1. Review of closed medical records on 8/22/12 at 11:30 AM revealed:

-On 5/24/12 Patient #1 underwent circumcision, and received general anesthesia as part of the surgical procedure. Review of Patient #1's medical record revealed the anesthesia provider failed to perform a post-anesthesia assessment after the patient had recovered from the general anesthesia.

-On 5/27/12 Patient #2 underwent surgical removal of an abscess (a small pocket of infection in the skin), and received general anesthesia as part of the surgical procedure. Review of Patient #2's medical record revealed the anesthesia provider failed to perform a post-anesthesia assessment after the patient had recovered from the general anesthesia.

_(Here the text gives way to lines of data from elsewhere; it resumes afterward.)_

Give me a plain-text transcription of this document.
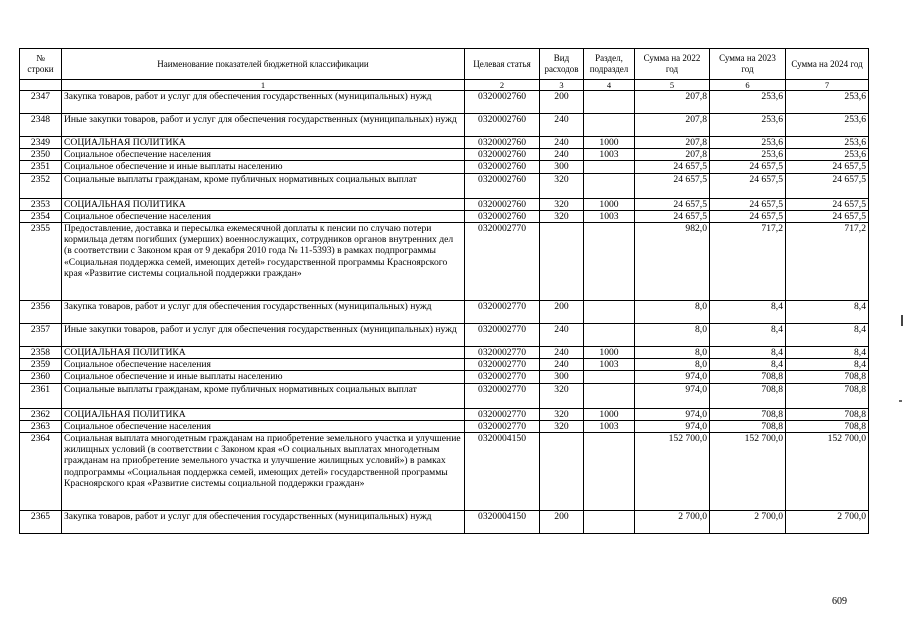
№ строки	Наименование показателей бюджетной классификации	Целевая статья	Вид расходов	Раздел, подраздел	Сумма на 2022 год	Сумма на 2023 год	Сумма на 2024 год
	1	2	3	4	5	6	7
2347	Закупка товаров, работ и услуг для обеспечения государственных (муниципальных) нужд	0320002760	200		207,8	253,6	253,6
2348	Иные закупки товаров, работ и услуг для обеспечения государственных (муниципальных) нужд	0320002760	240		207,8	253,6	253,6
2349	СОЦИАЛЬНАЯ ПОЛИТИКА	0320002760	240	1000	207,8	253,6	253,6
2350	Социальное обеспечение населения	0320002760	240	1003	207,8	253,6	253,6
2351	Социальное обеспечение и иные выплаты населению	0320002760	300		24 657,5	24 657,5	24 657,5
2352	Социальные выплаты гражданам, кроме публичных нормативных социальных выплат	0320002760	320		24 657,5	24 657,5	24 657,5
2353	СОЦИАЛЬНАЯ ПОЛИТИКА	0320002760	320	1000	24 657,5	24 657,5	24 657,5
2354	Социальное обеспечение населения	0320002760	320	1003	24 657,5	24 657,5	24 657,5
2355	Предоставление, доставка и пересылка ежемесячной доплаты к пенсии по случаю потери кормильца детям погибших (умерших) военнослужащих, сотрудников органов внутренних дел (в соответствии с Законом края от 9 декабря 2010 года № 11-5393) в рамках подпрограммы «Социальная поддержка семей, имеющих детей» государственной программы Красноярского края «Развитие системы социальной поддержки граждан»	0320002770			982,0	717,2	717,2
2356	Закупка товаров, работ и услуг для обеспечения государственных (муниципальных) нужд	0320002770	200		8,0	8,4	8,4
2357	Иные закупки товаров, работ и услуг для обеспечения государственных (муниципальных) нужд	0320002770	240		8,0	8,4	8,4
2358	СОЦИАЛЬНАЯ ПОЛИТИКА	0320002770	240	1000	8,0	8,4	8,4
2359	Социальное обеспечение населения	0320002770	240	1003	8,0	8,4	8,4
2360	Социальное обеспечение и иные выплаты населению	0320002770	300		974,0	708,8	708,8
2361	Социальные выплаты гражданам, кроме публичных нормативных социальных выплат	0320002770	320		974,0	708,8	708,8
2362	СОЦИАЛЬНАЯ ПОЛИТИКА	0320002770	320	1000	974,0	708,8	708,8
2363	Социальное обеспечение населения	0320002770	320	1003	974,0	708,8	708,8
2364	Социальная выплата многодетным гражданам на приобретение земельного участка и улучшение жилищных условий (в соответствии с Законом края «О социальных выплатах многодетным гражданам на приобретение земельного участка и улучшение жилищных условий») в рамках подпрограммы «Социальная поддержка семей, имеющих детей» государственной программы Красноярского края «Развитие системы социальной поддержки граждан»	0320004150			152 700,0	152 700,0	152 700,0
2365	Закупка товаров, работ и услуг для обеспечения государственных (муниципальных) нужд	0320004150	200		2 700,0	2 700,0	2 700,0
609
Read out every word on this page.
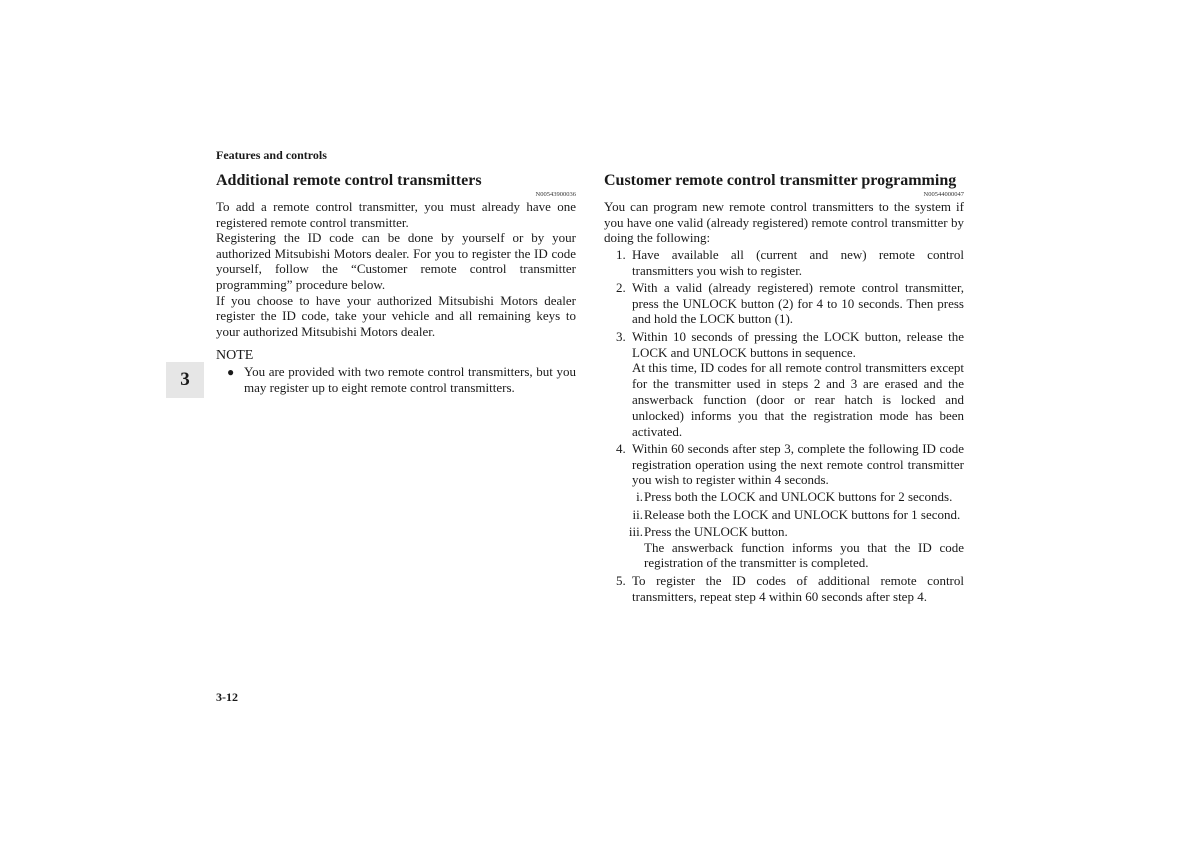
Features and controls
3
Additional remote control transmitters
N00543900036

To add a remote control transmitter, you must already have one registered remote control transmitter.

Registering the ID code can be done by yourself or by your authorized Mitsubishi Motors dealer. For you to register the ID code yourself, follow the “Customer remote control transmitter programming” procedure below.

If you choose to have your authorized Mitsubishi Motors dealer register the ID code, take your vehicle and all remaining keys to your authorized Mitsubishi Motors dealer.

NOTE
● You are provided with two remote control transmitters, but you may register up to eight remote control transmitters.
Customer remote control transmitter programming
N00544000047

You can program new remote control transmitters to the system if you have one valid (already registered) remote control transmitter by doing the following:

1. Have available all (current and new) remote control transmitters you wish to register.
2. With a valid (already registered) remote control transmitter, press the UNLOCK button (2) for 4 to 10 seconds. Then press and hold the LOCK button (1).
3. Within 10 seconds of pressing the LOCK button, release the LOCK and UNLOCK buttons in sequence.
At this time, ID codes for all remote control transmitters except for the transmitter used in steps 2 and 3 are erased and the answerback function (door or rear hatch is locked and unlocked) informs you that the registration mode has been activated.
4. Within 60 seconds after step 3, complete the following ID code registration operation using the next remote control transmitter you wish to register within 4 seconds.
i. Press both the LOCK and UNLOCK buttons for 2 seconds.
ii. Release both the LOCK and UNLOCK buttons for 1 second.
iii. Press the UNLOCK button.
The answerback function informs you that the ID code registration of the transmitter is completed.
5. To register the ID codes of additional remote control transmitters, repeat step 4 within 60 seconds after step 4.
3-12
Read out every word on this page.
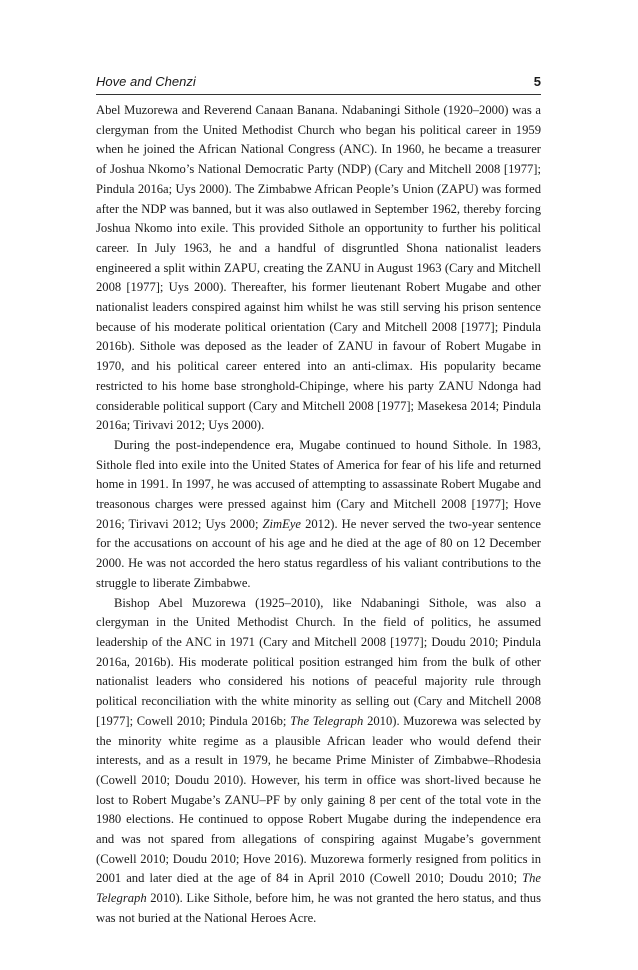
Hove and Chenzi	5

Abel Muzorewa and Reverend Canaan Banana. Ndabaningi Sithole (1920–2000) was a clergyman from the United Methodist Church who began his political career in 1959 when he joined the African National Congress (ANC). In 1960, he became a treasurer of Joshua Nkomo’s National Democratic Party (NDP) (Cary and Mitchell 2008 [1977]; Pindula 2016a; Uys 2000). The Zimbabwe African People’s Union (ZAPU) was formed after the NDP was banned, but it was also outlawed in September 1962, thereby forcing Joshua Nkomo into exile. This provided Sithole an opportunity to further his political career. In July 1963, he and a handful of disgruntled Shona nationalist leaders engineered a split within ZAPU, creating the ZANU in August 1963 (Cary and Mitchell 2008 [1977]; Uys 2000). Thereafter, his former lieutenant Robert Mugabe and other nationalist leaders conspired against him whilst he was still serving his prison sentence because of his moderate political orientation (Cary and Mitchell 2008 [1977]; Pindula 2016b). Sithole was deposed as the leader of ZANU in favour of Robert Mugabe in 1970, and his political career entered into an anti-climax. His popularity became restricted to his home base stronghold-Chipinge, where his party ZANU Ndonga had considerable political support (Cary and Mitchell 2008 [1977]; Masekesa 2014; Pindula 2016a; Tirivavi 2012; Uys 2000).

During the post-independence era, Mugabe continued to hound Sithole. In 1983, Sithole fled into exile into the United States of America for fear of his life and returned home in 1991. In 1997, he was accused of attempting to assassinate Robert Mugabe and treasonous charges were pressed against him (Cary and Mitchell 2008 [1977]; Hove 2016; Tirivavi 2012; Uys 2000; ZimEye 2012). He never served the two-year sentence for the accusations on account of his age and he died at the age of 80 on 12 December 2000. He was not accorded the hero status regardless of his valiant contributions to the struggle to liberate Zimbabwe.

Bishop Abel Muzorewa (1925–2010), like Ndabaningi Sithole, was also a clergyman in the United Methodist Church. In the field of politics, he assumed leadership of the ANC in 1971 (Cary and Mitchell 2008 [1977]; Doudu 2010; Pindula 2016a, 2016b). His moderate political position estranged him from the bulk of other nationalist leaders who considered his notions of peaceful majority rule through political reconciliation with the white minority as selling out (Cary and Mitchell 2008 [1977]; Cowell 2010; Pindula 2016b; The Telegraph 2010). Muzorewa was selected by the minority white regime as a plausible African leader who would defend their interests, and as a result in 1979, he became Prime Minister of Zimbabwe–Rhodesia (Cowell 2010; Doudu 2010). However, his term in office was short-lived because he lost to Robert Mugabe’s ZANU–PF by only gaining 8 per cent of the total vote in the 1980 elections. He continued to oppose Robert Mugabe during the independence era and was not spared from allegations of conspiring against Mugabe’s government (Cowell 2010; Doudu 2010; Hove 2016). Muzorewa formerly resigned from politics in 2001 and later died at the age of 84 in April 2010 (Cowell 2010; Doudu 2010; The Telegraph 2010). Like Sithole, before him, he was not granted the hero status, and thus was not buried at the National Heroes Acre.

-On 6/6/12 Patient #3 underwent repair of an umbilical hernia (a small band of bowel sticking through the abdominal wall), and received general anesthesia as part of the surgical procedure. Review of Patient #3's medical record revealed the anesthesia provider failed to perform a post-anesthesia assessment after the patient had recovered from the general anesthesia.

-On 6/22/12 Patient #4 underwent a colectomy (surgical removal of part of the large intestine), and received general anesthesia as part of the surgical procedure. Review of Patient #4's medical record revealed the anesthesia provider failed to perform a post-anesthesia assessment after the patient had recovered from the general anesthesia.

-On 7/11/12 Patient #5 underwent a Caesarian Section, and received epidural anesthesia as part of the surgical procedure. Review of Patient #5's medical record revealed the anesthesia provider failed to perform a post-anesthesia assessment after the patient had recovered from the epidural anesthesia.

-On 7/2/12 Patient #6 had a dental crown placed on a tooth, and received general anesthesia as part of the surgical procedure. Review of Patient #6's medical record revealed the anesthesia provider failed to document the time they performed a post-anesthesia assessment, which prevented surgical staff from knowing if the patient had recovered from the general anesthesia when the anesthesia provider examined Patient #6.

-On 5/29/12 Patient #7 underwent neck surgery, and received general anesthesia as part of the surgical procedure. Review of Patient #7's medical record revealed the anesthesia provider failed to perform a post-anesthesia assessment after the patient had recovered from the general anesthesia.

-On 6/27/12 Patient #8 underwent a total right knee replacement, and received general anesthesia as part of the surgical procedure. Review of Patient #8's medical record revealed the anesthesia provider failed to perform a post-anesthesia assessment after the patient had recovered from the general anesthesia.

-On 6/16/12 Patient #9 underwent a Caesarian Section, and received epidural anesthesia as part of the surgical procedure. Review of Patient #9's medical record revealed the anesthesia provider failed to perform a post-anesthesia assessment after the patient had recovered from the epidural anesthesia.

-On 8/2/12 Patient #10 underwent a Caesarian Section, and received epidural anesthesia as part of the surgical procedure. Review of Patient #10's medical record revealed the anesthesia provider failed to perform a post-anesthesia assessment after the patient had recovered from the epidural anesthesia.

2. During an interview on 8/23/12 at 9:30 AM, the Chief Nursing Officer acknowledged the anesthesia providers failed to perform a post-anesthesia examination of the patients identified above.